Le 19 mars 2023, Iqbal Toofany et elle auraient célébré leur 28e anniversaire de mariage. Leurs trois filles sont aujourd'hui âgées respectivement de 15, 24 et 27 ans. La plus jeune est à l'école, l'aînée travaille et la cadette souhaite poursuivre ses études, en plus de l'emploi qu'elle a pris très jeune pour aider à subvenir aux besoins de la famille après la mort de son père. Toutefois, elles n'ont toujours aucune réponse sur ce qui est arrivé à leur père. "Même s'il était soupçonné de quoi que ce soit, avaient-ils le droit de l'agresser et de le tuer ?" s'interroge la famille.

La veuve et les filles d'Iqbal doivent aussi faire face à des préjugés dans la société, apprend-on. "Harcèlement de la part de certains hommes qui menacent et dénigrent via les réseaux sociaux ; craintes et insécurité pour notre vie; rumeurs sur Iqbal et actes de haine et d'intimidation subtiles pour avoir continué à réclamer justice", en sont quelques exemples, selon les dires d'Amiirah Toofany. La famille réclame également à l'État des dommages de Rs 25 millions. Et dans ce cycle répétitif de rencontres avec des avocats et de rendez-vous au tribunal, les dates sont parfois même oubliées, affirme-t-on.
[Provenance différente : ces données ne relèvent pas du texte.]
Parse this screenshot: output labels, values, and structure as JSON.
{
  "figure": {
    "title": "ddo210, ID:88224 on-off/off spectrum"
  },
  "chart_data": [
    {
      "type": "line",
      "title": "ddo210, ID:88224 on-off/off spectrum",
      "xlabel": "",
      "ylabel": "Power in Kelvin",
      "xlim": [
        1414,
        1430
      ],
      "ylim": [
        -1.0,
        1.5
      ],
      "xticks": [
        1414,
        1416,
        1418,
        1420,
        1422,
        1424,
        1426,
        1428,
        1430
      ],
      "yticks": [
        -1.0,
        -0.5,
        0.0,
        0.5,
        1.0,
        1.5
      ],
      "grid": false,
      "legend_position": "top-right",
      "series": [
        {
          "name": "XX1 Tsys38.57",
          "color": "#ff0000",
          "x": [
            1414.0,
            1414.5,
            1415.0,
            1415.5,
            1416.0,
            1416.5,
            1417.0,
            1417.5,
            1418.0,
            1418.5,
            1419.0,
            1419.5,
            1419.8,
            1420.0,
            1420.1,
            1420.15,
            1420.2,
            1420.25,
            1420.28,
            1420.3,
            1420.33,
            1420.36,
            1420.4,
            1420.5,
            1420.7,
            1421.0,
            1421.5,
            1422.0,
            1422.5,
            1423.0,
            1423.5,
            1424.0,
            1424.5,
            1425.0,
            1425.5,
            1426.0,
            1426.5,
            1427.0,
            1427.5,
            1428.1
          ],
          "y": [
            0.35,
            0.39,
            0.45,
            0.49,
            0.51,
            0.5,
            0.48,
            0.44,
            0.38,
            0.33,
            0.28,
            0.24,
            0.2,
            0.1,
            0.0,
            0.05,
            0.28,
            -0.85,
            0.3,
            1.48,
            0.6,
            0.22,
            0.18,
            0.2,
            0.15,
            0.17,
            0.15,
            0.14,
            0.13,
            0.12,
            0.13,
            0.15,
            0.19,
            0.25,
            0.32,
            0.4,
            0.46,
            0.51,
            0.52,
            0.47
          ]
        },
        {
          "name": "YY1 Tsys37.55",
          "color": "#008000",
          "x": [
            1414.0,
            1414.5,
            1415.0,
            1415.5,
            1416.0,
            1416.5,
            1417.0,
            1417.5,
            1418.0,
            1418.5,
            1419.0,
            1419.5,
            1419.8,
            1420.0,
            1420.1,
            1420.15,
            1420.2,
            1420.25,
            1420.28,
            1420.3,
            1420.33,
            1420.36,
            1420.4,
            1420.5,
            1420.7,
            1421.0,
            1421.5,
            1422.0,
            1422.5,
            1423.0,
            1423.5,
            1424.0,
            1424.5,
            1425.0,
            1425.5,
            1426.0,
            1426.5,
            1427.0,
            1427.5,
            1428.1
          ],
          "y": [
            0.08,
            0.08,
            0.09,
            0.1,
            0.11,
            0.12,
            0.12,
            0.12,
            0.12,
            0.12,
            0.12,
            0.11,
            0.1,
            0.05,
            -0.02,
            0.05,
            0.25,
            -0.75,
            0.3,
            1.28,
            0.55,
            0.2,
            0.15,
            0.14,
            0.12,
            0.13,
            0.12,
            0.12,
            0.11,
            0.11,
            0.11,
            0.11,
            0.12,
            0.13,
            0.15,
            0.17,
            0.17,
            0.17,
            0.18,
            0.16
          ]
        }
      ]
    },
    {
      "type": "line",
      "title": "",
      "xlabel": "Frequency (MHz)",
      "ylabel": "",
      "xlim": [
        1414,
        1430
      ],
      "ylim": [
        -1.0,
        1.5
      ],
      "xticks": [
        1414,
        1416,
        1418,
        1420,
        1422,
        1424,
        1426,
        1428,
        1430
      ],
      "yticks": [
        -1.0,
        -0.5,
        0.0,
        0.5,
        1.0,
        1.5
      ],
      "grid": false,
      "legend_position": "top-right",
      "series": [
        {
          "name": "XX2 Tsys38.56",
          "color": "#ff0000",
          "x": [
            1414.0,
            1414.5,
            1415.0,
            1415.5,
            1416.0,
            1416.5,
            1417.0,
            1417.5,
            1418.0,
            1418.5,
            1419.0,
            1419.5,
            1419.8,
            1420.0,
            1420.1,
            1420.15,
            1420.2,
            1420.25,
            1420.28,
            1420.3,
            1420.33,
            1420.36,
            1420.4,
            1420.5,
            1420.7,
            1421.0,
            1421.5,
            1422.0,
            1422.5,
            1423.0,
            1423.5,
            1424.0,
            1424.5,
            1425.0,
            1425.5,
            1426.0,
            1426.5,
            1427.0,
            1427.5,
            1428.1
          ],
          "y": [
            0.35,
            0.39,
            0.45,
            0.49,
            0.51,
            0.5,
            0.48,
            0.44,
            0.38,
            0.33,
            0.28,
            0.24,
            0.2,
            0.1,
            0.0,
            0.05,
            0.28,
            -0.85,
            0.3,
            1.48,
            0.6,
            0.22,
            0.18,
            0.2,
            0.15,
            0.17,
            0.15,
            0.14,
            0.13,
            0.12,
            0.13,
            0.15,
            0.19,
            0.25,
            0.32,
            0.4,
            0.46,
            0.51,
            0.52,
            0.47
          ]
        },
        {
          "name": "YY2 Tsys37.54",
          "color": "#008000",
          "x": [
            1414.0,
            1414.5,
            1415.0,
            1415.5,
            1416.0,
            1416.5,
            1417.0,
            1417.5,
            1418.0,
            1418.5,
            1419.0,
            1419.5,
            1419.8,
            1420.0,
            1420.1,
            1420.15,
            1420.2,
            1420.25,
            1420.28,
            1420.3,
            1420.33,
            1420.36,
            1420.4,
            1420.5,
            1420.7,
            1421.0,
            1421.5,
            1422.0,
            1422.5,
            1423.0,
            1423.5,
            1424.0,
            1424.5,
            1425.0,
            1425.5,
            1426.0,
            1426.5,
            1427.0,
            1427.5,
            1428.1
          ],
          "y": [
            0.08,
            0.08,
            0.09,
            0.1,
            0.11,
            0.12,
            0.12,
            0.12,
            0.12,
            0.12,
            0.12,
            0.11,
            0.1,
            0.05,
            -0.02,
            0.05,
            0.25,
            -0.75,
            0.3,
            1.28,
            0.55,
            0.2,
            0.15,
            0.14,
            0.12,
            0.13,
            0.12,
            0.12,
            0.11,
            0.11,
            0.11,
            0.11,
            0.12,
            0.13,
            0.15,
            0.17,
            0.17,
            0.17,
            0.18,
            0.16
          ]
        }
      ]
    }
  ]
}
Cependant, leur détermination ne s'est pas affaiblie. La veuve d'Iqbal Toofany nous confie : "Récemment, lorsque j'ai vu les vidéos d'autres cas de torture policière sur les réseaux sociaux (NdlR, divulguées par Bruneau Laurette en 2022), je me suis convaincue que les tortures sont une pratique courante de la part de certains policiers, et que personne n'exige d'eux qu'ils répondent de leurs actes. Je n'arrête pas d'imaginer que c'est ainsi qu'ils ont battu mon époux... Je suis déterminée à obtenir justice pour que mes enfants puissent avoir une réponse. Nous évitons de parler de son décès, mais nous souffrons toutes en silence. Parfois, je rêve qu'il me dise qu'il souffre. Je me battrai jusqu'à ce que les coupables soient punis."